CB: I heard [a Laughing Goat customer] say, “So is that what the artist looks like?” That’s a reasonable question. I was shifting from the fabric to the wood and there was a lot going on in me, a lot changing. I started working on the wood and letting that dance of receiving and telling happen, letting the accidents happen, letting these faces emerge on the wood. The first few just had these big noses. It was a remedy for feeling that everything being perfect was not something I want to represent.
AP: When you finished school at Naropa, what were your aspirations?
CB: Painting, as a practice, will always be there. I’ll never stop. It’s a deep biological necessity. How that’s gonna grow into a form of service, I’m still figuring out, but I know I want to teach. I want to teach contemplative art, and I know that’s a rare topic to study. I’ve tried to find anywhere else in the world [besides Naropa] that even uses those terms and I can’t. It’s looking at art as this practice between receiving and telling. It involves showing up, making a move and listening and responding. That is similar to life itself, so I feel like the practice of painting is therapy. It’s deeply fulfilling, but it also teaches one how to be human. I would love to be able to share that.
AP: Who has influenced you other than your Naropa teachers?
CB: Visionary art has affected me a lot. It really was my first teacher. When I went to Naropa some of the teachers were tired of so many art students coming in, like, “Oh my God, Alex Grey!” They’re really tactful about it, but they’d say, “Yes, and look at this other weird art.” It took me to the other side so I could draw from different sides of the spectrum. I’ve started to become more into art that is the human face, the human form realistic and also surreal. I want it to be real enough that it is lifelike and there is a creature and an entity looking back at you, yet maybe also it’s dreamlike. Most of them are making eye contact with the viewer.
AP: You can’t hide from them.
CB: Yeah, and sometimes I owe them things. Sometimes they’re really disappointed in me. Sometimes they’re so in love with me and we’re best friends. One seriously tormented me, like, “What are you going to do with me? You brought me into existence; what now?” It’s confrontational.

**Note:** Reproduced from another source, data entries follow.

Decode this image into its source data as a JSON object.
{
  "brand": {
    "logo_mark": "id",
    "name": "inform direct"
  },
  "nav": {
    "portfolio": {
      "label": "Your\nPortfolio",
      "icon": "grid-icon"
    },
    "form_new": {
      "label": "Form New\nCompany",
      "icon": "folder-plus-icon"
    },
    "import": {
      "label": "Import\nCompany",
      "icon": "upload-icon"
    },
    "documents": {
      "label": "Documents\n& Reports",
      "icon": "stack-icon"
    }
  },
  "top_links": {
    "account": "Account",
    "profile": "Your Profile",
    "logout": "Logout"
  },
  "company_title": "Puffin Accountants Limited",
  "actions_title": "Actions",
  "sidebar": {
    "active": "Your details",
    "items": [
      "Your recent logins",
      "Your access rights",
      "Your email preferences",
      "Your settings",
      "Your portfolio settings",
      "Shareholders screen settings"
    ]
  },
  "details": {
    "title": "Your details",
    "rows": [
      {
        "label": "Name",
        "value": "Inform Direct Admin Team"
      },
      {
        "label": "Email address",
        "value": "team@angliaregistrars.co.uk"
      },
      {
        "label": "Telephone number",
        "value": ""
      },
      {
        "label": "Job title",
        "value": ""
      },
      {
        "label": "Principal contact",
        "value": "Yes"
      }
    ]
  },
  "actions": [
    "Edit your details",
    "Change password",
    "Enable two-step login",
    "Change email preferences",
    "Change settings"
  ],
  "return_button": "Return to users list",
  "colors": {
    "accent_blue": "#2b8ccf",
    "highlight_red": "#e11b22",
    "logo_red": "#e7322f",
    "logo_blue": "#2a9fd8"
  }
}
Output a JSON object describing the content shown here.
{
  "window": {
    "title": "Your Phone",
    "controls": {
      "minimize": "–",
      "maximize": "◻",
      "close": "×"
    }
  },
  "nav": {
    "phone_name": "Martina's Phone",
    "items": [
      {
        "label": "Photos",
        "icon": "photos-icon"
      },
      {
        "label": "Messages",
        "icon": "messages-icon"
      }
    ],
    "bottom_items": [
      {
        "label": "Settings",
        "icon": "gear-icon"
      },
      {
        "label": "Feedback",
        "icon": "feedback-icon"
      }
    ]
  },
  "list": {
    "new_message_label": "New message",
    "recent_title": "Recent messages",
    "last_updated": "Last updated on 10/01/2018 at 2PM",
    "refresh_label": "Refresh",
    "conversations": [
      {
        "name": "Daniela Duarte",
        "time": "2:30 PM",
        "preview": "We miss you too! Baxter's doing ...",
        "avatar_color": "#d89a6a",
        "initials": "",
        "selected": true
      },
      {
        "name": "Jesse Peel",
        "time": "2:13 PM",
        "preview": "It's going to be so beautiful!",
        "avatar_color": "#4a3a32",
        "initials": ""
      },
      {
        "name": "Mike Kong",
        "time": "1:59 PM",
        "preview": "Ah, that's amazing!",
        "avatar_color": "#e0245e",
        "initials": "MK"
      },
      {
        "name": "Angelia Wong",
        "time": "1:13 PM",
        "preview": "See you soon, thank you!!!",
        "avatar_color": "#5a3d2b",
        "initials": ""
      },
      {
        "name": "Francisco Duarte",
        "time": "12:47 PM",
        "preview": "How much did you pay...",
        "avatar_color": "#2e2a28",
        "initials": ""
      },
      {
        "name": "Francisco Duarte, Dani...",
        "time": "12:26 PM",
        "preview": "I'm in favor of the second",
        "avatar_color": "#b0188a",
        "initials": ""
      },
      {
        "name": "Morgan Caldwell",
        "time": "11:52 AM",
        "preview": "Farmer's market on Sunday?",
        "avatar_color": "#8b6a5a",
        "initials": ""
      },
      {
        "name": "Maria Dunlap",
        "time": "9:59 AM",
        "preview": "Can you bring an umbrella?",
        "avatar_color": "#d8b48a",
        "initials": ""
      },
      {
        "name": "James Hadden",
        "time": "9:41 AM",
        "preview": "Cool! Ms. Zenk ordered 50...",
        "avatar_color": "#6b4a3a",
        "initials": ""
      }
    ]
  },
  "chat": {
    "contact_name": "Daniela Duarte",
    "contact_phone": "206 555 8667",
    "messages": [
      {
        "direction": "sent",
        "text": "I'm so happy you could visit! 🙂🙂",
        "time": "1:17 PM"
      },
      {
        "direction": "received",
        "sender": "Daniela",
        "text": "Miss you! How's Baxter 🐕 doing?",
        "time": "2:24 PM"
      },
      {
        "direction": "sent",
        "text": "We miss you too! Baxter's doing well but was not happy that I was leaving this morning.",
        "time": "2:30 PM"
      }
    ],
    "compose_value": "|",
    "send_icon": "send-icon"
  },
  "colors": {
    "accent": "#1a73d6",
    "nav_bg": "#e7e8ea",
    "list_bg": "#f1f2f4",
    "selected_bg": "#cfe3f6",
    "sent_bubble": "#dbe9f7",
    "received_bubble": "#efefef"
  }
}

AP: Do you feel like you’ve found a good art community in Boulder?
CB: Yeah, but I’m a little bit unsatisfied with a lot of things about the art world in general that I think I’m gonna find anywhere.. I think it’s really unfortunate the way that art exists in society, that it’s either at a coffee shop or a gallery. I’d honestly rather have my work in a coffee shop than in a gallery, because a gallery is cold and stale, and people go just to look at the art. This is more inviting.
AP: What does success as an artist mean to you?
CB: It’s not a financial success. I think that’s the conventional perspective of success. It’s more having a really positive effect on the world, or just a small group of people—anybody.